7/10
The Forgotten Sirk Film...Still Watchable for His Familiar Touch
19 October 2006
This is the forgotten Douglas Sirk film from his golden period in the 1950's when he made such classic Baroque-style women's pictures as "Magnificent Obsession", "All That Heaven Allows", "Written on the Wind" and "Imitation of Life". The black-and-white 1958 film doesn't have the saturated color palette of Sirk's frequent cinematographer, Russell Metty (who did lens those other films), nor does the story, based on William Faulkner's novel "Pylon", have as strong an orientation toward a female protagonist as the others. Yet, the film has many of the filmmaker's trademark melodramatic flourishes and some superb shot compositions, this time photographed by Irving Glassberg. The result is quite worthwhile and sadly not available yet on DVD.

Set in 1932 New Orleans (though you can hardly tell from the anachronistic 1950's-era wardrobe and sets), the plot focuses on Roger Shumann, a former WWI flying ace who has been relegated to racing around pylons in air shows for prize money. He's married to LaVerne, so in love with Roger that she became a parachute jumper to please him, while raising their son Jack, who worships the ground on which Roger walks. Speaking of hero worship, there is also the dim-witted Jiggs, Roger's loyal mechanic, who holds a torch for LaVerne. Into this dysfunctional band comes local newspaperman Burke Devlin, who smells a good story in reporting on this transient family living hand to mouth to fulfill Roger's intractable need to fly. A lot of emotional gut-punches are thrown among these characters, especially between Roger and LaVerne, until a late moment of clarity seems to arrive too late. The last fifteen minutes contain come far-fetched plot convolutions, but they are in the spirit of the piece.

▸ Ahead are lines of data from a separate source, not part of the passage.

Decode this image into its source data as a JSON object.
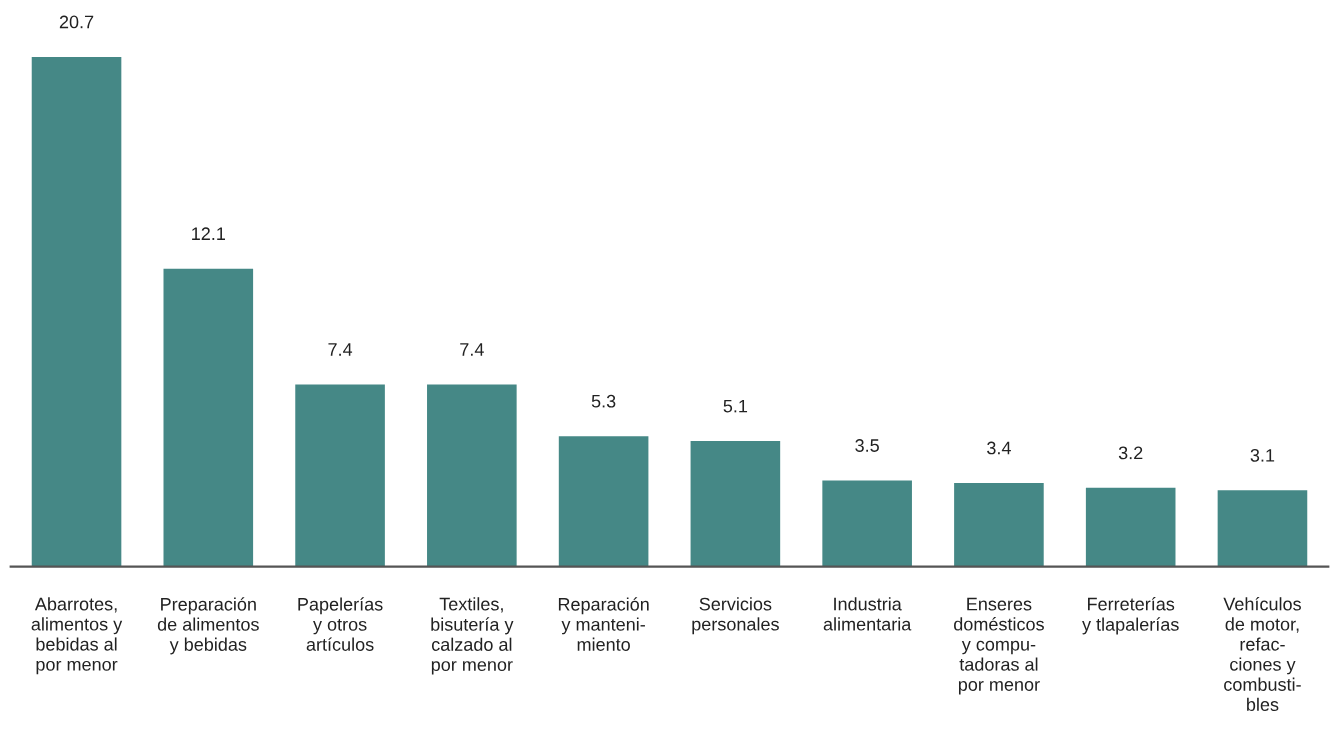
{
  "chart_data": {
    "type": "bar",
    "categories": [
      "Abarrotes,\nalimentos y\nbebidas al\npor menor",
      "Preparación\nde alimentos\ny bebidas",
      "Papelerías\ny otros\nartículos",
      "Textiles,\nbisutería y\ncalzado al\npor menor",
      "Reparación\ny manteni-\nmiento",
      "Servicios\npersonales",
      "Industria\nalimentaria",
      "Enseres\ndomésticos\ny compu-\ntadoras al\npor menor",
      "Ferreterías\ny tlapalerías",
      "Vehículos\nde motor,\nrefac-\nciones y\ncombusti-\nbles"
    ],
    "values": [
      20.7,
      12.1,
      7.4,
      7.4,
      5.3,
      5.1,
      3.5,
      3.4,
      3.2,
      3.1
    ],
    "color": "#458886",
    "data_labels": true,
    "grid": false,
    "legend": false
  }
}
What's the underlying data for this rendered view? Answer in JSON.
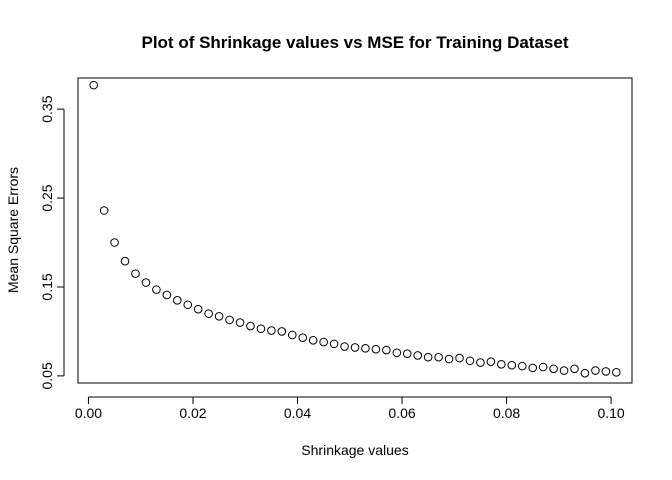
{
  "chart_data": {
    "type": "scatter",
    "title": "Plot of Shrinkage values vs MSE for Training Dataset",
    "xlabel": "Shrinkage values",
    "ylabel": "Mean Square Errors",
    "xlim": [
      -0.002,
      0.104
    ],
    "ylim": [
      0.042,
      0.385
    ],
    "x_ticks": [
      0.0,
      0.02,
      0.04,
      0.06,
      0.08,
      0.1
    ],
    "x_tick_labels": [
      "0.00",
      "0.02",
      "0.04",
      "0.06",
      "0.08",
      "0.10"
    ],
    "y_ticks": [
      0.05,
      0.15,
      0.25,
      0.35
    ],
    "y_tick_labels": [
      "0.05",
      "0.15",
      "0.25",
      "0.35"
    ],
    "grid": false,
    "point_color": "#000000",
    "x": [
      0.001,
      0.003,
      0.005,
      0.007,
      0.009,
      0.011,
      0.013,
      0.015,
      0.017,
      0.019,
      0.021,
      0.023,
      0.025,
      0.027,
      0.029,
      0.031,
      0.033,
      0.035,
      0.037,
      0.039,
      0.041,
      0.043,
      0.045,
      0.047,
      0.049,
      0.051,
      0.053,
      0.055,
      0.057,
      0.059,
      0.061,
      0.063,
      0.065,
      0.067,
      0.069,
      0.071,
      0.073,
      0.075,
      0.077,
      0.079,
      0.081,
      0.083,
      0.085,
      0.087,
      0.089,
      0.091,
      0.093,
      0.095,
      0.097,
      0.099,
      0.101
    ],
    "y": [
      0.377,
      0.236,
      0.2,
      0.179,
      0.165,
      0.155,
      0.147,
      0.141,
      0.135,
      0.13,
      0.125,
      0.12,
      0.117,
      0.113,
      0.11,
      0.106,
      0.103,
      0.101,
      0.1,
      0.096,
      0.093,
      0.09,
      0.088,
      0.086,
      0.083,
      0.082,
      0.081,
      0.08,
      0.079,
      0.076,
      0.075,
      0.073,
      0.071,
      0.071,
      0.069,
      0.07,
      0.067,
      0.065,
      0.066,
      0.063,
      0.062,
      0.061,
      0.059,
      0.06,
      0.058,
      0.056,
      0.058,
      0.053,
      0.056,
      0.055,
      0.054
    ]
  }
}
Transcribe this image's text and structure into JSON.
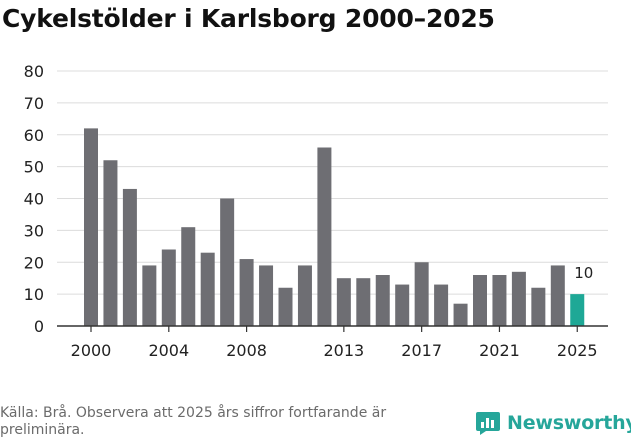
{
  "title": "Cykelstölder i Karlsborg 2000–2025",
  "source": "Källa: Brå. Observera att 2025 års siffror fortfarande är preliminära.",
  "brand": {
    "name": "Newsworthy",
    "icon": "newsworthy-logo-icon",
    "color": "#26a69a"
  },
  "colors": {
    "bar": "#6e6e73",
    "highlight": "#1ea896",
    "grid": "#dcdcdc",
    "axis": "#333333"
  },
  "chart_data": {
    "type": "bar",
    "title": "Cykelstölder i Karlsborg 2000–2025",
    "xlabel": "",
    "ylabel": "",
    "ylim": [
      0,
      80
    ],
    "yticks": [
      0,
      10,
      20,
      30,
      40,
      50,
      60,
      70,
      80
    ],
    "grid": true,
    "categories": [
      "2000",
      "2001",
      "2002",
      "2003",
      "2004",
      "2005",
      "2006",
      "2007",
      "2008",
      "2009",
      "2010",
      "2011",
      "2012",
      "2013",
      "2014",
      "2015",
      "2016",
      "2017",
      "2018",
      "2019",
      "2020",
      "2021",
      "2022",
      "2023",
      "2024",
      "2025"
    ],
    "values": [
      62,
      52,
      43,
      19,
      24,
      31,
      23,
      40,
      21,
      19,
      12,
      19,
      56,
      15,
      15,
      16,
      13,
      20,
      13,
      7,
      16,
      16,
      17,
      12,
      19,
      10
    ],
    "xtick_labels": [
      "2000",
      "2004",
      "2008",
      "2013",
      "2017",
      "2021",
      "2025"
    ],
    "highlight": {
      "category": "2025",
      "label": "10"
    }
  }
}
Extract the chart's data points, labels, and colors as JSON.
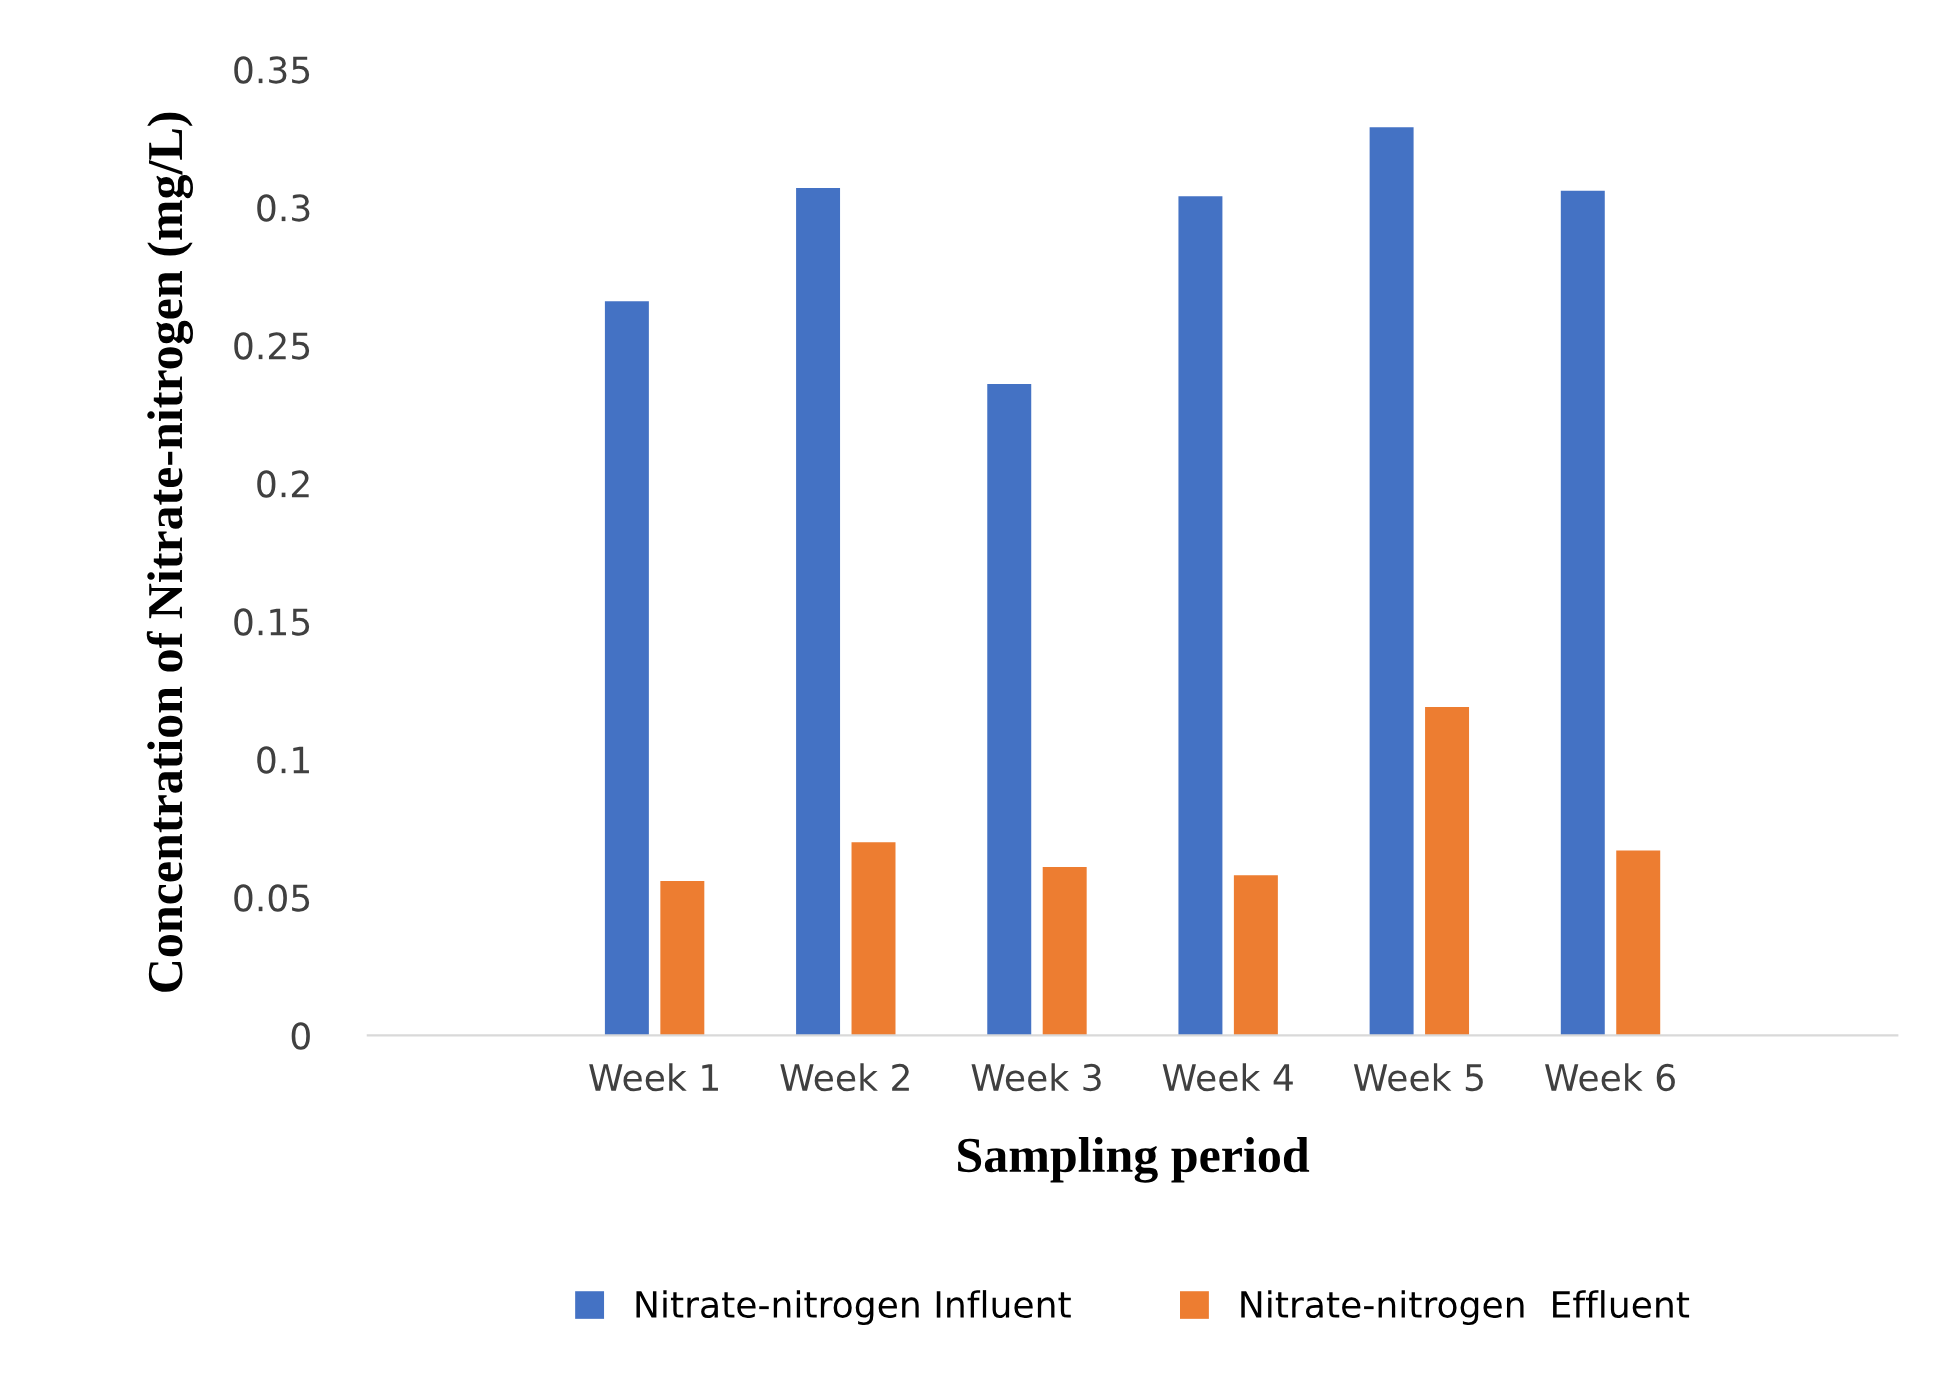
{
  "chart_data": {
    "type": "bar",
    "xlabel": "Sampling period",
    "ylabel": "Concentration of Nitrate-nitrogen (mg/L)",
    "categories": [
      null,
      "Week 1",
      "Week 2",
      "Week 3",
      "Week 4",
      "Week 5",
      "Week 6",
      null
    ],
    "series": [
      {
        "name": "Nitrate-nitrogen Influent",
        "color": "#4472c4",
        "values": [
          null,
          0.266,
          0.307,
          0.236,
          0.304,
          0.329,
          0.306,
          null
        ]
      },
      {
        "name": "Nitrate-nitrogen  Effluent",
        "color": "#ed7d31",
        "values": [
          null,
          0.056,
          0.07,
          0.061,
          0.058,
          0.119,
          0.067,
          null
        ]
      }
    ],
    "ylim": [
      0,
      0.35
    ],
    "yticks": [
      0,
      0.05,
      0.1,
      0.15,
      0.2,
      0.25,
      0.3,
      0.35
    ],
    "grid": false,
    "legend": "bottom"
  }
}
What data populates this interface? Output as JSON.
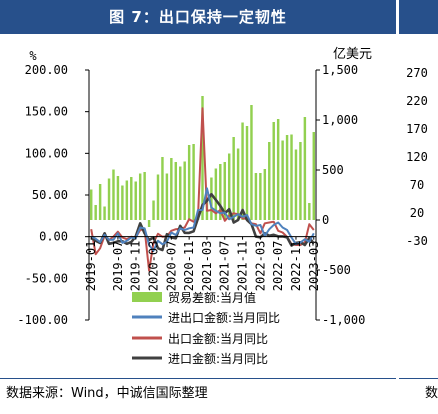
{
  "figure_title": "图 7：出口保持一定韧性",
  "source_note": "数据来源：Wind，中诚信国际整理",
  "side_panel": {
    "source_fragment": "数",
    "ticks": [
      "270",
      "220",
      "170",
      "120",
      "70",
      "20",
      "-30"
    ]
  },
  "chart_data": {
    "type": "bar+line",
    "left_axis": {
      "unit_label": "%",
      "range": [
        -100,
        200
      ],
      "ticks": [
        "200.00",
        "150.00",
        "100.00",
        "50.00",
        "0.00",
        "-50.00",
        "-100.00"
      ]
    },
    "right_axis": {
      "unit_label": "亿美元",
      "range": [
        -1000,
        1500
      ],
      "ticks": [
        "1,500",
        "1,000",
        "500",
        "0",
        "-500",
        "-1,000"
      ]
    },
    "x_tick_labels": [
      "2019-01",
      "2019-07",
      "2019-11",
      "2020-03",
      "2020-07",
      "2020-11",
      "2021-03",
      "2021-07",
      "2021-11",
      "2022-03",
      "2022-07",
      "2022-11",
      "2023-03"
    ],
    "x_tick_months": [
      0,
      6,
      10,
      14,
      18,
      22,
      26,
      30,
      34,
      38,
      42,
      46,
      50
    ],
    "legend": [
      "贸易差额:当月值",
      "进出口金额:当月同比",
      "出口金额:当月同比",
      "进口金额:当月同比"
    ],
    "colors": {
      "bars": "#92d050",
      "total": "#4f81bd",
      "export": "#c0504d",
      "import": "#404040"
    },
    "months": 51,
    "trade_balance": [
      305,
      150,
      360,
      135,
      415,
      505,
      440,
      345,
      395,
      430,
      385,
      465,
      480,
      -70,
      195,
      455,
      630,
      465,
      620,
      580,
      535,
      585,
      750,
      760,
      80,
      1240,
      190,
      425,
      515,
      560,
      580,
      665,
      830,
      715,
      975,
      940,
      1150,
      470,
      470,
      510,
      780,
      980,
      1010,
      795,
      850,
      855,
      705,
      780,
      1030,
      170,
      880
    ],
    "total_yoy": [
      0.3,
      -2.5,
      -6.5,
      2.2,
      -3.8,
      -3.6,
      4.0,
      -7.3,
      -5.0,
      -1.0,
      -2.0,
      11.0,
      10.0,
      -10.0,
      -17.0,
      -5.0,
      -9.0,
      -6.0,
      5.0,
      2.0,
      10.0,
      8.0,
      10.0,
      11.0,
      32.0,
      32.0,
      58.0,
      35.0,
      31.0,
      28.0,
      29.0,
      21.0,
      24.0,
      27.0,
      24.0,
      26.0,
      15.0,
      13.0,
      14.0,
      1.0,
      9.0,
      14.0,
      17.0,
      11.0,
      8.0,
      -1.0,
      -9.0,
      -7.0,
      -3.0,
      -6.0,
      4.0
    ],
    "export_yoy": [
      9.0,
      -21.0,
      -14.0,
      1.0,
      -4.0,
      0.1,
      6.0,
      -1.0,
      -3.0,
      0.0,
      -1.0,
      8.0,
      9.0,
      -41.0,
      -7.0,
      3.5,
      0.0,
      0.5,
      7.0,
      9.0,
      9.5,
      11.0,
      21.0,
      18.0,
      24.0,
      154.0,
      31.0,
      32.0,
      28.0,
      32.0,
      19.0,
      25.0,
      28.0,
      27.0,
      22.0,
      21.0,
      16.0,
      15.0,
      4.0,
      16.0,
      17.0,
      18.0,
      7.0,
      5.0,
      -0.3,
      -9.0,
      -10.0,
      -10.0,
      -7.0,
      15.0,
      8.0
    ],
    "import_yoy": [
      -1.5,
      -5.0,
      -7.5,
      4.0,
      -8.5,
      -7.3,
      -5.6,
      -5.6,
      -8.5,
      -6.4,
      0.3,
      16.0,
      4.0,
      -4.0,
      -1.0,
      -14.0,
      -16.0,
      3.0,
      -1.0,
      -2.0,
      13.0,
      4.7,
      4.5,
      6.5,
      22.0,
      38.0,
      43.0,
      51.0,
      44.0,
      37.0,
      28.0,
      33.0,
      17.0,
      20.0,
      32.0,
      20.0,
      15.0,
      0.1,
      -0.8,
      4.0,
      1.0,
      2.3,
      0.3,
      0.3,
      -0.7,
      -10.6,
      -7.5,
      -6.7,
      -10.0,
      -1.4,
      -8.0
    ]
  }
}
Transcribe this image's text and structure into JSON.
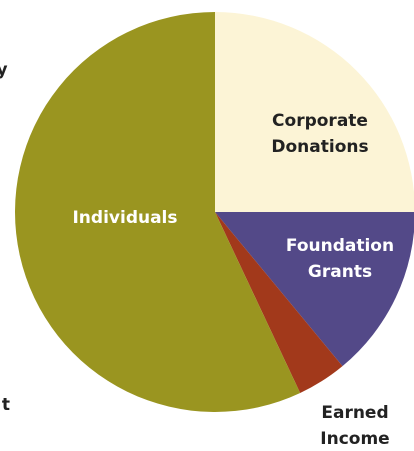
{
  "chart_data": {
    "type": "pie",
    "categories": [
      "Corporate Donations",
      "Foundation Grants",
      "Earned Income",
      "Individuals"
    ],
    "values": [
      25,
      14,
      4,
      57
    ],
    "colors": [
      "#fcf4d6",
      "#534988",
      "#a2391b",
      "#9a9520"
    ],
    "label_colors": [
      "#222222",
      "#ffffff",
      "#222222",
      "#ffffff"
    ],
    "annotations": [
      "y",
      "t"
    ]
  }
}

Sirk reunited three of his stars from 1956's "Written on the Wind" - Rock Hudson, Robert Stack and Dorothy Malone - to play the three principals, so they know how to maintain conviction with more than a touch of Sirk's often maddening soap opera excess. Hudson, in particular, really shines in this sort of material as Devlin, even in a hilariously conceived drunken speech at the end. Stack is his typical jaw-clenching self though with a morbid sense of self-loathing only Sirk could serve up, and Malone is surprisingly sensual as LaVerne, whether fighting off her impulses about Devlin or hanging on to a trapeze bar as she floats off her parachute with her skirt billowing up (a classic shot). Jack Carson plays Jiggs as the pathetically smitten man he is, while Christopher Olsen has a heartbreaking scene where he is stuck on an amusement park ride watching fate deal its hand (trivia - Olsen is Cindy Brady's real-life brother). This isn't an out-and-out great film but still a very watchable entry in the Sirk canon.